Review: In ‘Rock of Ages’ at Mercury Theater, knockout singers bring nothin’ but a good time

There are three golden rules for a great production of “Rock of Ages,” the comedic 2009 Broadway musical by Chris D’Arienzo that celebrates the power ballads, guitar-driven romps and heavy-metal masterworks of 1980s classic rock, god rest its soul.

Rule No. 1: Cast people who can sing their faces off. The show’s comic structure only works when the vocals blow the audience out of the water.

Rule No. 2: If you’re going to do this sexualized, Las Vegas-like retro romp, a show that now would have zero chance of making it to Broadway in this form, then you have to commit to its anarchic, politically incorrect spirit and damn the consequences. This is edgy satire, fully compatible with an audience that has come to party like it’s 1989 and it gets away with everything because D’Arienzo wrote it with such heart.

Rule No. 3: See rule number one.

I’ve reviewed “Rock of Ages” a half-dozen times before (New York, Las Vegas, Chicago, Chicago again, Aurora) and the new made-in-Chicago production at the Mercury Theater impressed me the most — at least since the original Broadway production with Constantine Maroulis playing the rock star wannabe Drew in love with the conveniently named Sherrie, fresh off the bus from Kansas and altogether too interested in the badly behaved rocker, Stacee Jaxx.

In fact, director Tommy Novak’s Mercury production in some ways works better than the original, especially when it comes to the dumb subplot involving a German father and son who want to bulldoze Dennis DuPree’s historic Bourbon Room club.

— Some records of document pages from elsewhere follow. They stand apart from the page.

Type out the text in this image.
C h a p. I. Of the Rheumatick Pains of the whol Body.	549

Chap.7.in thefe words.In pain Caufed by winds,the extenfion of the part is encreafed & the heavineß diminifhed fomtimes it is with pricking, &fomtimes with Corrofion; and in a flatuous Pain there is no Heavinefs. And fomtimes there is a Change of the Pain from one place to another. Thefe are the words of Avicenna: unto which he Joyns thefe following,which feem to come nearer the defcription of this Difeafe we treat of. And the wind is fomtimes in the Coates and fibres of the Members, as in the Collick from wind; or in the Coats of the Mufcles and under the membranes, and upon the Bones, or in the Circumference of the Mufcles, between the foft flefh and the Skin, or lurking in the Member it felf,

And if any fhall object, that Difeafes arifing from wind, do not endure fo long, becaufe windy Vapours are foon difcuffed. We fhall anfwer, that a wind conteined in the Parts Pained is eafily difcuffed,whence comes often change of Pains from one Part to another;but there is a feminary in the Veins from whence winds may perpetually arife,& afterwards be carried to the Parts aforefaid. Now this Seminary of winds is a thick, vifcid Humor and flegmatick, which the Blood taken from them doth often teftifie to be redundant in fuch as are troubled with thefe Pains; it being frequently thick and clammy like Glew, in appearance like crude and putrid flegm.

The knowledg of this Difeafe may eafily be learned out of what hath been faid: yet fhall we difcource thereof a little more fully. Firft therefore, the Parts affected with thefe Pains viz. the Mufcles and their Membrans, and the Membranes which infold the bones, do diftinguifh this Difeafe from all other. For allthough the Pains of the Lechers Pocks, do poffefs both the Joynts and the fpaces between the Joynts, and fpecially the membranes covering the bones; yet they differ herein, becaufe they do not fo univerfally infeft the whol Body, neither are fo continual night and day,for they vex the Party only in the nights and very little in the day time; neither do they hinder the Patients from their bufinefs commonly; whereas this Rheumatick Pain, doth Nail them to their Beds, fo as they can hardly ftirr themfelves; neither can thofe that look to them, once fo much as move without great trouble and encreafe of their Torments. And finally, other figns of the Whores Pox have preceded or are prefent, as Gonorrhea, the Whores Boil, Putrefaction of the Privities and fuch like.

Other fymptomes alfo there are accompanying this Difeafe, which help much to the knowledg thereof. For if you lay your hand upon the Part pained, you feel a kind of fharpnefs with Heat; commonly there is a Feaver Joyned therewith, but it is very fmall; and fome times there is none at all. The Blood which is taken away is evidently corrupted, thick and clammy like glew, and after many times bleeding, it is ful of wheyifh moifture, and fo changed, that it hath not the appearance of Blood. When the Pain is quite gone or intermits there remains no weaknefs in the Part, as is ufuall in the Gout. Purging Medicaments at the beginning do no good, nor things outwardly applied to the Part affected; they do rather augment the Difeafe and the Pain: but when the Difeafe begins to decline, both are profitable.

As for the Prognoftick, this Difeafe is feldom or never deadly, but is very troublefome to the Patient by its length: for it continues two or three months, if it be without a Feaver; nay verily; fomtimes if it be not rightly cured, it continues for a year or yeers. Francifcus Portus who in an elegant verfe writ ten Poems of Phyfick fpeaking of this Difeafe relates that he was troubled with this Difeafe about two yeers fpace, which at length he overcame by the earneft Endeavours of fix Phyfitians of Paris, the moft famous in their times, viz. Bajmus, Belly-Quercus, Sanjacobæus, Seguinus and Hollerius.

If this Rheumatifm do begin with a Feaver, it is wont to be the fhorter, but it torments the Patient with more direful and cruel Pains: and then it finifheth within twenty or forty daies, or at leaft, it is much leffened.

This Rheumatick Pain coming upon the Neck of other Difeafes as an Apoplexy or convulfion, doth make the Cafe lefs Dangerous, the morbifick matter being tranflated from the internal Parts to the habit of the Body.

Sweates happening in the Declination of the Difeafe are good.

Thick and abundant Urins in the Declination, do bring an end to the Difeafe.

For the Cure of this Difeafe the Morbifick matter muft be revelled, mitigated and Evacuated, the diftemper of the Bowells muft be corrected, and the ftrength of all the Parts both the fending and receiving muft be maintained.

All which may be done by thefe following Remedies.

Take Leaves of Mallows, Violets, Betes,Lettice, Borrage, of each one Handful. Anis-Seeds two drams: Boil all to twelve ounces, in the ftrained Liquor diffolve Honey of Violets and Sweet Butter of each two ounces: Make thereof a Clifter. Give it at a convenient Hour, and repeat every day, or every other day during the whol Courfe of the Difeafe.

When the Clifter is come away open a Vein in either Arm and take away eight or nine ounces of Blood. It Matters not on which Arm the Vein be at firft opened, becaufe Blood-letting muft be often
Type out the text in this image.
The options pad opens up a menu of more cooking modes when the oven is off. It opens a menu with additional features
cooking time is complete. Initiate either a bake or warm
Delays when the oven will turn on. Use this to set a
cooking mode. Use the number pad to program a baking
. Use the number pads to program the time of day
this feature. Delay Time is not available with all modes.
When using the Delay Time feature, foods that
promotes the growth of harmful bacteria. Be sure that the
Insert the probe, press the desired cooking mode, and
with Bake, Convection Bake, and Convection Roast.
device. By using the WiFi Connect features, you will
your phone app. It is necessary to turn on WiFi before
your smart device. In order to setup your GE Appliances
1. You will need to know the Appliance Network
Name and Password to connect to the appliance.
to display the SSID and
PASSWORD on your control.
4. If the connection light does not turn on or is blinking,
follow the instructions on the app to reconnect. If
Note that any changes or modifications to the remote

In every other production I’ve seen, including that has been a cringeworthy collection of Teutonic stereotypes that bring the show down. But Jeff Diebold and Aaron Davidson really make the comedy work, with some of that credit surely going to Novak who foregrounds the show’s warmth while letting it be the way it was written to be. I hope we get to see more of their directing work.

Most of the actors in this show are new to me and to the city’s theater scene; Donovan Hoffer, who kills in the tricky role of Jaxx, is an “America’s Got Talent” alum with an awesome set of pipes and a very shrewd tonal sense of what to do and what to avoid.

The two leads, Kayla Shipman as peppy Sherrie and David Moreland as droopy Drew, are knockout singers; Shipman really is a colossal new talent who will be going all kinds of places, likely not including small towns in Kansas. Add in a very fun narrator Lonny from Michael Metcalf, a droll Dennis from Steve Watts and you have, as the show likes to say, nothing but a good time.

Novak and the musical director Linda Madonia make use of the band being front and center on Bob Knuth’s set and they amp up the volume as much as the pace. I can’t say the prospect of another “Rock of Ages” had me salivating, but the party on Southport Avenue Friday night was definitely big fun, even spilling over into the “Oppenheimer” movie crowd coming out of the Music Box next door.

Worth remembering how much we all missed this kind of escapist romp during the pandemic; for the record, I’ve never rated a production of “Rock of Ages” this highly.

Chris Jones is a Tribune critic.

cjones5@chicagotribune.com

Review: “Rock of Ages” (3.5 stars)

When: Through Sept. 10

Where: Mercury Theater, 3745 N. Southport Ave.